When you see Dolph Lundgren’s name attached to a movie, you generally know what you’re going to get. Despite being a supremely intelligent man with a master’s degree in chemical engineering who once attended the famed MIT on a scholarship, the veteran action hero tends to star in very stupid films, with 2012’s Stash House being just one of many.
The premise is actually a halfway decent one, even if it doesn’t take long for things to descend into formula. Sean Faris and Briana Evigan star as a loved-up couple who purchase a home at a hefty discount due to a foreclosure. However, they swiftly find out that not only are the walls stuffed to the gills with drugs, but their new abode is the headquarters for a massive illicit operation, and there’s plenty of people who want to get their hands on the merchandise.
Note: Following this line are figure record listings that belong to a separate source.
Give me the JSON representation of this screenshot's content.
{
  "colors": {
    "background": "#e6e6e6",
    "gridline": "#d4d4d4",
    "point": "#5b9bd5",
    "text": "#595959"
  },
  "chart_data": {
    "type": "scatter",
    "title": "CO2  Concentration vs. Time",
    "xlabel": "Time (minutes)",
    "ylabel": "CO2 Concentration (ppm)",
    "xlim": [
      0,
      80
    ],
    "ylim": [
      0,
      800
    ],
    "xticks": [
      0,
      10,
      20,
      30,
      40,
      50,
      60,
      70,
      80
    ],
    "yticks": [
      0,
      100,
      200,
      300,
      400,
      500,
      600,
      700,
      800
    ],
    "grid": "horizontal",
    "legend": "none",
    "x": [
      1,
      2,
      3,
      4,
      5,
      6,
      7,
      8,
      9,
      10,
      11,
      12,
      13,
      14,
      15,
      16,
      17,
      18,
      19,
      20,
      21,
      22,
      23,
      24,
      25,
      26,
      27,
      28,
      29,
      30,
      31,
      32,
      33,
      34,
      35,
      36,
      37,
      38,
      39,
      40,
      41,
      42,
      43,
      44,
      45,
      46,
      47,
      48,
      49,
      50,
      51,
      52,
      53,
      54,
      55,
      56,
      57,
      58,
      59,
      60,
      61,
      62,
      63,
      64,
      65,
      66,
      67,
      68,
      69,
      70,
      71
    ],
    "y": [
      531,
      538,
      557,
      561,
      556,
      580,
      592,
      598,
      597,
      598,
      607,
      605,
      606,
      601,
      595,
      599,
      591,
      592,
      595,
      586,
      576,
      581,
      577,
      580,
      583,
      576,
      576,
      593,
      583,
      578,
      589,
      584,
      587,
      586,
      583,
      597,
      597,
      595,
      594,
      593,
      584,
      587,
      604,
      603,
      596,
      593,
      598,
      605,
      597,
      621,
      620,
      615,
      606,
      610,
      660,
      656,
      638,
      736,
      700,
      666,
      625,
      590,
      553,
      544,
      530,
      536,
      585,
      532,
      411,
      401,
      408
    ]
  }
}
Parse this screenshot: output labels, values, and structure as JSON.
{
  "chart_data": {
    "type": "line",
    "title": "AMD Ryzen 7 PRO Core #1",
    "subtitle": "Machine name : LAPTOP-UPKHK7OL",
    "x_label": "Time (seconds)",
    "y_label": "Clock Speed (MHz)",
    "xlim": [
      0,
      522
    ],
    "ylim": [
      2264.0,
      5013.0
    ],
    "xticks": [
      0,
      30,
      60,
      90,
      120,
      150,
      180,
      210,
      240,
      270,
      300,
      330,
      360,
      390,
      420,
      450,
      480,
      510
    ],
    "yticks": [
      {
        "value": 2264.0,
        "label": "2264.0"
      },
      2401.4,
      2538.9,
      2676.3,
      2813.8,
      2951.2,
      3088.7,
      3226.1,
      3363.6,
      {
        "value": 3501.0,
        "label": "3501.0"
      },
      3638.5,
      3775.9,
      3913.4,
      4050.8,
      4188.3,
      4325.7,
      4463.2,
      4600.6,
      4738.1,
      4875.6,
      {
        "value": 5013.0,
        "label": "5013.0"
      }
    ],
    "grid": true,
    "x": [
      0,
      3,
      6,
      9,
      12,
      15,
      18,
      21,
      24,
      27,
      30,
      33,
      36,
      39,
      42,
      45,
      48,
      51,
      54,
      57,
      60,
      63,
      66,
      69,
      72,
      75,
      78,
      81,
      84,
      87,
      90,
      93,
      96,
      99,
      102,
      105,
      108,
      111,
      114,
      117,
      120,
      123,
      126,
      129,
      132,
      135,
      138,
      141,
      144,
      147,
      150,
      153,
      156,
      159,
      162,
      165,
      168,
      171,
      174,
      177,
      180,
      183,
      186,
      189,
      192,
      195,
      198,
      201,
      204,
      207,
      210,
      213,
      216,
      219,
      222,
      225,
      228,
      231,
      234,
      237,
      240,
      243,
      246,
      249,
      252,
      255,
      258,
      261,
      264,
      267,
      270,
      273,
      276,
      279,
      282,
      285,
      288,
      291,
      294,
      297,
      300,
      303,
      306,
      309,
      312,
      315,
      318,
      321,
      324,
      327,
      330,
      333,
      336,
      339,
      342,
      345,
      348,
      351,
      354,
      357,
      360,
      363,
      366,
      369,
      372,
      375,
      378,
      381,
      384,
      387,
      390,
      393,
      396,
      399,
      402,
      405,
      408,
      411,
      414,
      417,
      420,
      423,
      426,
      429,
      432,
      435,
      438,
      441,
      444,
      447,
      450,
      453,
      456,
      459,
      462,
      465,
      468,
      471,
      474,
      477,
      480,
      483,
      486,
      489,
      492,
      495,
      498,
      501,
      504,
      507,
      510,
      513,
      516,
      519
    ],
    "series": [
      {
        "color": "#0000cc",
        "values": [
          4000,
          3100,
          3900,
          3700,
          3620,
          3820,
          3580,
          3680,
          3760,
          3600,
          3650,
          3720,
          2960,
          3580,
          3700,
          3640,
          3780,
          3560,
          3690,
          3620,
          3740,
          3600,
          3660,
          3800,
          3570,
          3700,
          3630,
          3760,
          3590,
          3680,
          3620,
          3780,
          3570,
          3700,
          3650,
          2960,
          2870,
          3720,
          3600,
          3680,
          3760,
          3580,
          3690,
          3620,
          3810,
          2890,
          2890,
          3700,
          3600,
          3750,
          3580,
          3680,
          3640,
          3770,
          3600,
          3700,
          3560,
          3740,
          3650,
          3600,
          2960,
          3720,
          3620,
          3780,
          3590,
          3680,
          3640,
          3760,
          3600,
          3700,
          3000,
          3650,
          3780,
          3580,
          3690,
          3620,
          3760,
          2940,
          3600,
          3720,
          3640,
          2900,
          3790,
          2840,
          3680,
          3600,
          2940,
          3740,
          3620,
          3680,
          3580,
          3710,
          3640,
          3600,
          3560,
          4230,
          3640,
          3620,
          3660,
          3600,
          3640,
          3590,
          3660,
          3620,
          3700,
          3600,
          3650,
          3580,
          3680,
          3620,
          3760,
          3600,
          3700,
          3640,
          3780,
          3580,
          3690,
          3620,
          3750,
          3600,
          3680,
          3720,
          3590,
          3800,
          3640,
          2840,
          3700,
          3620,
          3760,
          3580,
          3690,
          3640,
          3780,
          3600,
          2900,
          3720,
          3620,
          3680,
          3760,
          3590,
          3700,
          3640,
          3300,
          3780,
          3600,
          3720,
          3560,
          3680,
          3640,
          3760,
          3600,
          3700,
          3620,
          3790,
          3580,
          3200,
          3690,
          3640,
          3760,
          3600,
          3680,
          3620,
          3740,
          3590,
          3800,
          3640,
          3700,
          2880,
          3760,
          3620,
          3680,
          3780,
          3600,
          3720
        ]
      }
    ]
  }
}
Fortunately, our intrepid protagonists also discover their dream house that instantly became a nightmare is also heavily fortified with bulletproof windows, reinforced walls, and other bells and whistles you’d associate with the epicenter of a large-scale drug-running enterprise.
Based on a Rotten Tomatoes user rating of 21 percent and an IMDb average of 4.7/10, you’re probably best to go into Stash House with fairly low expectations. Prime Video subscribers have cast aside the critical doubts and audience apathy, though, leading to the B-tier actioner embarking on an unexpected jaunt up the platform’s worldwide watch-list.
Per FlixPatrol, Stash House has been getting its fix on the streaming service’s Top 10 in multiple countries, even if it may end up suffering from withdrawals once users abandon it in their numbers after discovering it isn’t very good.